My experience developing for the Microsoft Band. What you should know for now how it works. As it is different at this point than developing for the Apple Watch and Android wearables.

Microsoft Band is definately the best smartwatch at this point for capturing data from sensors, leaving the competition way behind. It is very unlikely people will be using their smartwatch for actually running programs on it or interacting with it. You are more likely to grab your smartphone in your pocket. But the Windows wearables will do just fine for displaying notifications and capturing data. Plus these got great battery life too.

Sensors

The Microsoft Band has many sensors. Here is a list of all the sensors and their properties including the data type.

All sensors have a different minimum or maximum reporting interval. For example, you can read the heartrate sensor once every second and you can read the skin temperature sensor only once per 30 seconds.

  • HeartRate:

    • HeartRate : integer

    • TimeStamp : DateTimeOffset

    • Quality : HeartRateQuality enum (Acquiring or Locked) -> Acquiring or Locked. Locked indicates the heart rate is accurate and locked. Acquiring means it is still busy locking or detecting your heart rate. Use this wisely to filter correct readings: MicrosoftBand0001

  • Skin temperature: note that this detects your skin temperature, so this is not your body temperature.

    • Temperature : int

    • Timestamp : DateTimeOffset

  • Accelerometer: I don’t have to explain this. It measures accelerations.

    • AccelerationX : double

    • AccelerationY : double

    • AccelerationZ : double

    • Timestamp : DateTimeOffset

  • Contact: Whether you are wearing the Microsoft Band or not.

    • State : BandContactState enum (BandContactState.NotWorn or BandContactState.Worn)

    • Timestamp : DateTimeOffset

  • Distance:

    • **CurrentMotion : MotionType enum **(Idle, Jogging, Running, Walking and Unknown)

    • Pace : double

    • Speed :double

    • TotalDistance : long

    • Timestamp : DateTimeOffset

  • Gyroscope: is a device for measuring or maintaining orientation, based on the principle of preserving angular momentum

    • AccelerationX : double

    • AccelerationY : double

    • AccelerationZ : double

    • AngularVelocityX : double

    • AngularVelocityY : double

    • AngularVelocityZ : double

    • Timestamp : DateTimeOffset

  • Pedometer: count total steps taken:

    • TotalSteps : long

    • Timestamp : DateTimeOffset

  • Ultraviolet: note that this detects your skin temperature, so this is not your body temperature.

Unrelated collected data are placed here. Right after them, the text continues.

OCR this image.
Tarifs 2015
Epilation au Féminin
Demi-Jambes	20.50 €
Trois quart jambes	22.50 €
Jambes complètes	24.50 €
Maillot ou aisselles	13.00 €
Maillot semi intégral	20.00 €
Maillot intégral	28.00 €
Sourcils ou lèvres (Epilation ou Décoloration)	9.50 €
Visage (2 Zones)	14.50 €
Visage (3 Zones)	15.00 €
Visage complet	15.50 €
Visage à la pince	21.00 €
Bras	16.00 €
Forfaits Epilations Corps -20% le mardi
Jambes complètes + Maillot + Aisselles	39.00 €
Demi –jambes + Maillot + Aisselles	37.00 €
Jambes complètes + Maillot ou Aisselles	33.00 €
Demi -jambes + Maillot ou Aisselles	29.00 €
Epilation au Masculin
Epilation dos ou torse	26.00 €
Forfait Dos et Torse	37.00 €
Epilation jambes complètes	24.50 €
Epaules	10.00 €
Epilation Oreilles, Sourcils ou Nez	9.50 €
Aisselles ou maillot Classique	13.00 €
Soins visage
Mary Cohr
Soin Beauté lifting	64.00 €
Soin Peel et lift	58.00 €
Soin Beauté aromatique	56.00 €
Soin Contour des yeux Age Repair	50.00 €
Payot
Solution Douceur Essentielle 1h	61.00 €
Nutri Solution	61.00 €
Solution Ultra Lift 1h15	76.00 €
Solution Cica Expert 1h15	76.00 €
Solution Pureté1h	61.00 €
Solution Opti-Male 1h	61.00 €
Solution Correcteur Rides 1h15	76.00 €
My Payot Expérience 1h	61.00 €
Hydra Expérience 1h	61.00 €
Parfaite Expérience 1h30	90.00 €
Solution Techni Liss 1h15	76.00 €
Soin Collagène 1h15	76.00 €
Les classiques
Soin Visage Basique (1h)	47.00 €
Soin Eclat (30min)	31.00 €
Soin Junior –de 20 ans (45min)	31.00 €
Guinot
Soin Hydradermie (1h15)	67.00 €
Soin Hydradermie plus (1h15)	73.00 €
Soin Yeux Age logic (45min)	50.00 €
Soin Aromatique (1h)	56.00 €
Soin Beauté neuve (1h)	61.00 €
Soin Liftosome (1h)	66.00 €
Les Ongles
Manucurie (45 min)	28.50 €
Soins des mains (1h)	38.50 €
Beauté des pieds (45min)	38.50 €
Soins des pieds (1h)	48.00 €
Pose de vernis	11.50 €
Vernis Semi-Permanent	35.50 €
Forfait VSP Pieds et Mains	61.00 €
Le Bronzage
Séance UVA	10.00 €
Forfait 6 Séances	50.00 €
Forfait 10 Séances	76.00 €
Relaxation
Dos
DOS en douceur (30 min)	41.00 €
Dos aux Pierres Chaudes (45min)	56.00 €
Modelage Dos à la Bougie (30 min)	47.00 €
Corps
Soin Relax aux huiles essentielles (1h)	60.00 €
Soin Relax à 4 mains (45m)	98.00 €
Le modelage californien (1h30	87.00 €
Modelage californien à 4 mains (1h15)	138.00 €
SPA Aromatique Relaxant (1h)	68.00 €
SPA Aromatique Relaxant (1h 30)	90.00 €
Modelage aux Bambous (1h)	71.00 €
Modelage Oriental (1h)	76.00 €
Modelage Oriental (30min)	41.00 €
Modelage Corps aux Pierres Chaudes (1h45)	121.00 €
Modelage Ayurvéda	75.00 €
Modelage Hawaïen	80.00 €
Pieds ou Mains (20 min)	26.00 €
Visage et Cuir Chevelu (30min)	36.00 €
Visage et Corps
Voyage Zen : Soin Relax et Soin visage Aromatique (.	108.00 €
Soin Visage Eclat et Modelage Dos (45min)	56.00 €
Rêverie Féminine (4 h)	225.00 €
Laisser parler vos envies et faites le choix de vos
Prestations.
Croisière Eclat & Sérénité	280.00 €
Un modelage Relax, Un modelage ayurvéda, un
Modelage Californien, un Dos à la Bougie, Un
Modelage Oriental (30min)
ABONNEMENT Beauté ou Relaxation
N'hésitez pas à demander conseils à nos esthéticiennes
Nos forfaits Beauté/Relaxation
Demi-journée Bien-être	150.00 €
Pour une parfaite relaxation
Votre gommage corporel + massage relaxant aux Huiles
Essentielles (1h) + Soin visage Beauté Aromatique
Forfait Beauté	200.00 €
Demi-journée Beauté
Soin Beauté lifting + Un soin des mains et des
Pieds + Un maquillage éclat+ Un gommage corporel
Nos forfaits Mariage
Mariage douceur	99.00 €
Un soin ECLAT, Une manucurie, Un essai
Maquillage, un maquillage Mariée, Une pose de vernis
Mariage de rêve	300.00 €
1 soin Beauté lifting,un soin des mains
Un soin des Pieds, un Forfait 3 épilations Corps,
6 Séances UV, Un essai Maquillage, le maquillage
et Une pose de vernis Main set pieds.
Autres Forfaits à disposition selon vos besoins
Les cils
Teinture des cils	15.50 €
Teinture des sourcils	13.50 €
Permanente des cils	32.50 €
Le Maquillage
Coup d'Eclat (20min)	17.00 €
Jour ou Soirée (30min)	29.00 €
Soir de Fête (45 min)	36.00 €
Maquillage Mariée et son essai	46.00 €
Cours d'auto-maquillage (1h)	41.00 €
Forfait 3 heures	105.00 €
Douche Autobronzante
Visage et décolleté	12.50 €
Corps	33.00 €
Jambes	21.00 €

    • ExposureLevel : UltravioletExposureLevel enum (None, Low, Medium, High, VeryHigh)

    • Timestamp : DateTimeOffset

What you cannot do currently

  • You cannot display custom images, controls or layout on the Microsoft Band. But you can add tiles and display notifications with them. The notifications you send cannot have a custom layout, all you can do is just send plain text.

  • You cannot send push notifications or send anything from the Microsoft Band to your phone. You can only read sensor data or send notifications to your tiles.

  • Galvanic Skin Response sensor readings are unavailable in this SDK version.

  • You cannot program to use the hardware buttons of the Microsoft Band.

  • You cannot read historical/cached sensors data.

What you can do

  • Send notifications to your Microsoft Band

  • Create tiles for your Microsoft Band

  • Read sensors (See above)

Some difficulties I ran into

Calling the ConnectAsync() method multiple times from the same application in Windows Phone 8.1 to connect to your Microsoft Band to do something with it will fail. You can only make one connection per application as far as I can see.

So you should share and re-use the IBandClient bandClient object as much as possible when programming. Structure your code well to prevent problems down the road.

See the manual for some demo code if you do not know what I am talking about: http://developer.microsoftband.com/

Conclusion

Despite the limitations in the current SDK for the Microsoft Band, we can still read a lot of sensor data. Which is very good if you are planning to use the sensors. But everything you could possibly do with the sensors is already available, so unless you are planning to do something innovative with it these is no real use for these. But they offer a great deal of flexibility if you want to create your own web services to log all the data and do something with it.

If you want to create your own notification tile for your Microsoft Band you can do so without much programming. You have a working tile with maybe 10-30 lines of code and being able to send notifications to it. It is very easy to learn and easy to use. As opposed to the time consuming Apple Watch and Android Wearables SDKs. The question I ask myself is if people are actually going to use downloaded apps from the Play Store or Apple Store on their smartwatches. Would you really want a smartwatch you can only use 6-18 hours a day to run full blown applications on it as opposed to the Microsoft Band which lasts you 3-4-5 days?

I am quite sure more features will become available as the SDK becomes more mature. It is still too early to say. But the Microsoft Band or the Windows Wearables will definately be the best smartwatch or wearable.